According to the formula of Integration by parts, \(\int u dv = uv - \int v du\). Identify the two functions in the integral where, typically, \(u\) is chosen to be a function that simplifies when differentiated, and \(dv\) is a function that simplifies when integrated. Here, let \(u = x\) and \(dv = \sin2x dx\).

Differentiate \(u\) and integrate \(dv\). Differentiating \(x\) with respect to \(x\) gives \(du = dx\). Integrating \(\sin2x\) with respect to \(x\) gives \(v = -\frac{1}{2}\cos2x\).

Substitute \(u\), \(v\), and \(du\) into the integration by parts formula.

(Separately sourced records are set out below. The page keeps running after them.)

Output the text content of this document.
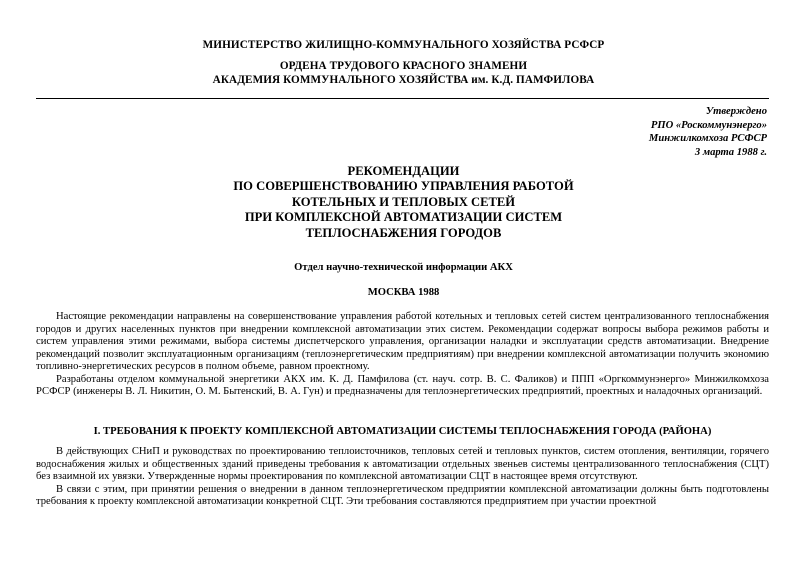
МИНИСТЕРСТВО ЖИЛИЩНО-КОММУНАЛЬНОГО ХОЗЯЙСТВА РСФСР
ОРДЕНА ТРУДОВОГО КРАСНОГО ЗНАМЕНИ
АКАДЕМИЯ КОММУНАЛЬНОГО ХОЗЯЙСТВА им. К.Д. ПАМФИЛОВА
Утверждено
РПО «Роскоммунэнерго»
Минжилкомхоза РСФСР
3 марта 1988 г.
РЕКОМЕНДАЦИИ
ПО СОВЕРШЕНСТВОВАНИЮ УПРАВЛЕНИЯ РАБОТОЙ
КОТЕЛЬНЫХ И ТЕПЛОВЫХ СЕТЕЙ
ПРИ КОМПЛЕКСНОЙ АВТОМАТИЗАЦИИ СИСТЕМ
ТЕПЛОСНАБЖЕНИЯ ГОРОДОВ
Отдел научно-технической информации АКХ
МОСКВА 1988

Настоящие рекомендации направлены на совершенствование управления работой котельных и тепловых сетей систем централизованного теплоснабжения городов и других населенных пунктов при внедрении комплексной автоматизации этих систем. Рекомендации содержат вопросы выбора режимов работы и систем управления этими режимами, выбора системы диспетчерского управления, организации наладки и эксплуатации средств автоматизации. Внедрение рекомендаций позволит эксплуатационным организациям (теплоэнергетическим предприятиям) при внедрении комплексной автоматизации получить экономию топливно-энергетических ресурсов в полном объеме, равном проектному.

Разработаны отделом коммунальной энергетики АКХ им. К. Д. Памфилова (ст. науч. сотр. В. С. Фаликов) и ППП «Оргкоммунэнерго» Минжилкомхоза РСФСР (инженеры В. Л. Никитин, О. М. Бытенский, В. А. Гун) и предназначены для теплоэнергетических предприятий, проектных и наладочных организаций.

I. ТРЕБОВАНИЯ К ПРОЕКТУ КОМПЛЕКСНОЙ АВТОМАТИЗАЦИИ СИСТЕМЫ ТЕПЛОСНАБЖЕНИЯ ГОРОДА (РАЙОНА)

В действующих СНиП и руководствах по проектированию теплоисточников, тепловых сетей и тепловых пунктов, систем отопления, вентиляции, горячего водоснабжения жилых и общественных зданий приведены требования к автоматизации отдельных звеньев системы централизованного теплоснабжения (СЦТ) без взаимной их увязки. Утвержденные нормы проектирования по комплексной автоматизации СЦТ в настоящее время отсутствуют.

В связи с этим, при принятии решения о внедрении в данном теплоэнергетическом предприятии комплексной автоматизации должны быть подготовлены требования к проекту комплексной автоматизации конкретной СЦТ. Эти требования составляются предприятием при участии проектной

We get \(\int x \sin2x dx = x(-\frac{1}{2}\cos2x) - \int -\frac{1}{2}\cos2x dx = -\frac{1}{2}x\cos2x + \frac{1}{4}\sin2x + C\).

Substitute the limits of integration, that are \(0\) and \(\pi\), into the antiderivative. Upon substituting these values, we get \(-\frac{1}{2}\pi\cos2\pi + \frac{1}{4}\sin2\pi - (-\frac{1}{2}*0*\cos2*0 + \frac{1}{4}\sin2*0) = -\frac{\pi}{2}\).